Apr 4, 2018
Before Gutenberg invented the printing press, society depended mostly on the spoken word. When it came to communicating the news, teaching the faith, spreading propaganda or offering practical solutions to difficult dilemmas, people would often frame their message with the use of rhyme in songs and poems. Not infrequently these little songs held hidden messages about someone embroiled in scandal or a ruler out of favor. Thus, Mary, Mary Quite Contrary was a satirical commentary on the rule and personal life of "Bloody Mary," Queen of Scots.
Today, nursery rhymes are handed on from parents and grandparents to children and from teachers to students, even after their original purpose no longer exists. Little children enjoy the ever popular Ring Around the Rosy. They thrill to recite this nursery rhyme in their playground games, totally unaware of its grim origin as a coded message about the Black Plague.
In the art of language, rhyme has advantages over prose. "Rhyme delights the brain.
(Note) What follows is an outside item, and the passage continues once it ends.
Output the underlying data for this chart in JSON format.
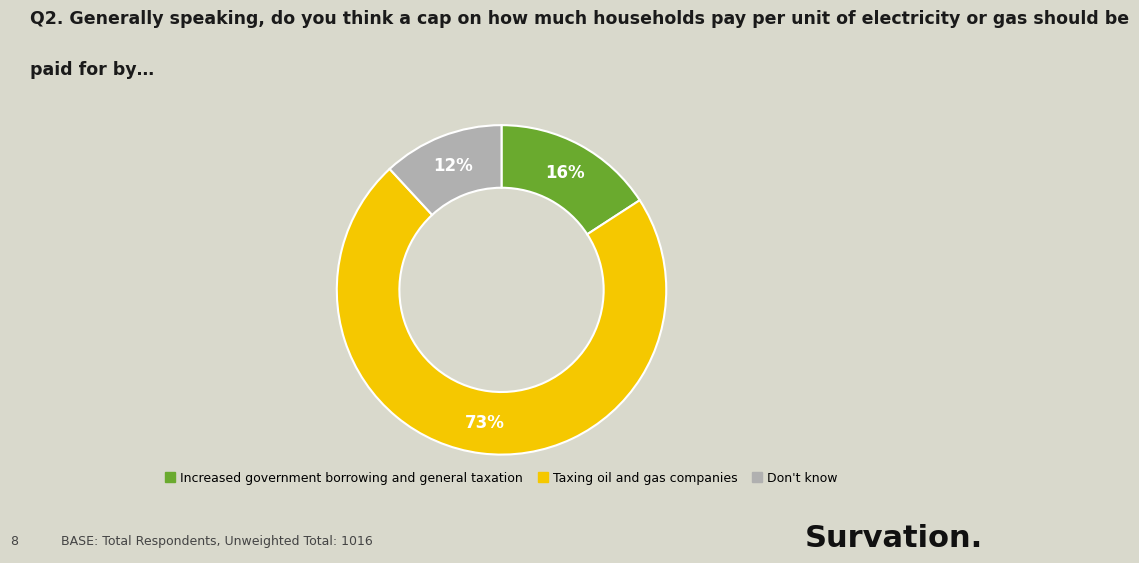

It seems to spring to life and dance in the empty spaces between the words… Rhyme seems to wire the brain with an internal beat that lives on inside of us, sometimes for many years" (Pat Skene, "Reading, Rhyming and Reciting," Sept. 27, 2011). But, there can be a downside to rhyme. Because of the brain's internal beat or propensity to rhyme, certain words are paired and their meanings distorted, such as "accept" and "except" or "amoral" and "immoral."
In modern times, pairing words by rhyme has dealt a death blow to the very laudatory word "meek." This is a perfectly good word and one with biblical meaning. But, because "meek" so glibly rhymes with "weak," many people simply see the two words as synonyms for the same personal attribute. As a result, what is spoken for someone's fame is now understood to their shame.